GVHD
Published on July 23, 2025
Allogeneic Double-Negative T-Cell Therapy for Acute Myeloid Leukemia
by Alex Kadhim
In a review, published in Current Opinion in Pharmacology, researchers from the University of California, Los Angeles and their collaborators highlight CD3⁺CD4⁻CD8⁻ double-negative T cells (DNTs) as a promising off-the-shelf cellular therapy for acute myeloid leukemia (AML). This review highlights the potent anti-leukemic effects of allogeneic DNTs, their ability to avoid graft-versus-host disease (GVHD), and their synergy with existing AML therapies. DNTs have shown success both in preclinical studies and early clinical trials, suggesting they may fill a critical gap for patients with relapsed or refractory AML who are ineligible for intensive treatments like allogeneic hematopoietic stem cell transplantation (allo-HSCT).
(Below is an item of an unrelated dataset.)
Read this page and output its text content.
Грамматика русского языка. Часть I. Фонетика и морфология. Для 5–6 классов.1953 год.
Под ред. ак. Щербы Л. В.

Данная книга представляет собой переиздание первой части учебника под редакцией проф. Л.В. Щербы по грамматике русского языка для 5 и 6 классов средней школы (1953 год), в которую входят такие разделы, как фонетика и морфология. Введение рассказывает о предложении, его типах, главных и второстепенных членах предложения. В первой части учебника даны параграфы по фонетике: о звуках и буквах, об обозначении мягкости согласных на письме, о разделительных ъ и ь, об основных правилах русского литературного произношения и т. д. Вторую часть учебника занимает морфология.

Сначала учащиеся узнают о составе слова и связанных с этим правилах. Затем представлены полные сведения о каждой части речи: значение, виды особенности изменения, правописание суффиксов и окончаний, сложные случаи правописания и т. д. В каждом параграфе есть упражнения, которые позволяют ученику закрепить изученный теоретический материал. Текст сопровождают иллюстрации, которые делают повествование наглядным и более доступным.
The rationale for DNT therapy stems from their unique immune profile: they lack both CD4 and CD8 co-receptors and do not express markers typical of NK or MAIT cells. These cells naturally exhibit antigen-independent cytotoxicity and can be expanded ex vivo from healthy donors using anti-CD3, IL-2, and the PI3Kδ inhibitor idelalisib. DNTs attack AML cells via perforin/granzyme-mediated mechanisms, and their activity is enhanced by cytokines like TNFα and IFNγ, which upregulate ligands such as NKG2D and ICAM-1 on AML targets. Importantly, they do not trigger GVHD and demonstrate persistence after infusion. A first-in-human phase I trial showed that infusions of allogeneic DNTs were well tolerated with no GVHD or neurotoxicity and produced complete remission in five of ten AML patients, four of whom remain in remission after three years.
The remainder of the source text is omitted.